Perth wave pool clears latest hurdle
Aventuur, the company now chaired by Andrew Ross, moved one step closer to building their Perth wave pool this week. At issue was the future site’s Banksia trees which can be a foraging habitat for Black Cockatoos, a threatened species.
This week the state’s environmental watchdog ruled that the vegetation on the planned site was too degraded already and not crucial for the Black Cockatoo population.
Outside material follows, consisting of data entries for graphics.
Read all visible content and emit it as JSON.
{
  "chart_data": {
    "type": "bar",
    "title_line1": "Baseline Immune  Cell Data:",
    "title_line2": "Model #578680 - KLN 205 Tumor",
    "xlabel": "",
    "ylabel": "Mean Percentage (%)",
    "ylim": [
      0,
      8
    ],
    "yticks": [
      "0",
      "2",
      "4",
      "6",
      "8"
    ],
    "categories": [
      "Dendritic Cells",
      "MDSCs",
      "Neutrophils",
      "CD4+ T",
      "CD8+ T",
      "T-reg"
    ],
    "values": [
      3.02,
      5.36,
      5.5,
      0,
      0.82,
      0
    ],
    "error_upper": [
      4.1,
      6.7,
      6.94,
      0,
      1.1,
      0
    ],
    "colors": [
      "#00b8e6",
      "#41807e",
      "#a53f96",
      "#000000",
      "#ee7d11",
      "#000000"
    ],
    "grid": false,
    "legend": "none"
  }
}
The Environmental Protection Authority (EPA) said that clearing the vegetation would not pose a risk to the bird.
“The EPA considers that the likely environmental effects of the proposal are not so significant as to warrant formal assessment,” said the EPA. “The vegetation has been impacted by historical clearing and ongoing degrading processes leading to a large proportion of weeds and limited canopy connectivity.
The planned surf park site is located between a main thoroughfare traveling in and out of downtown Perth and an industrial area. The completed project will sit on 5.78 hectares of land and provide an innovative surf sports, recreation and entertainment hub, featuring a 56-module Wavegarden Cove surfing lagoon, a high-performance surf academy, health and wellness center, a beach club, bars and restaurants, casual workspaces, retail stores, events and on-site accommodation.
The EPA noted that the implementation of the proposal may require the removal of up to 5.26 ha of native vegetation, including 3.156 ha of Banksia Woodlands. Aventuur said they would buy 18 hectares of Banksia Woodland and turn it over to the state to help offset the trees that will be removed and relocated.
Located on Prinsep Road, Jandakot adjacent to the Kwinana Freeway, the Perth Surf Park will be accessible from the Perth CBD and Perth Airport within 25 minutes. Subject to approvals being received from relevant authorities, the surf park is expected to open to the public in 2025.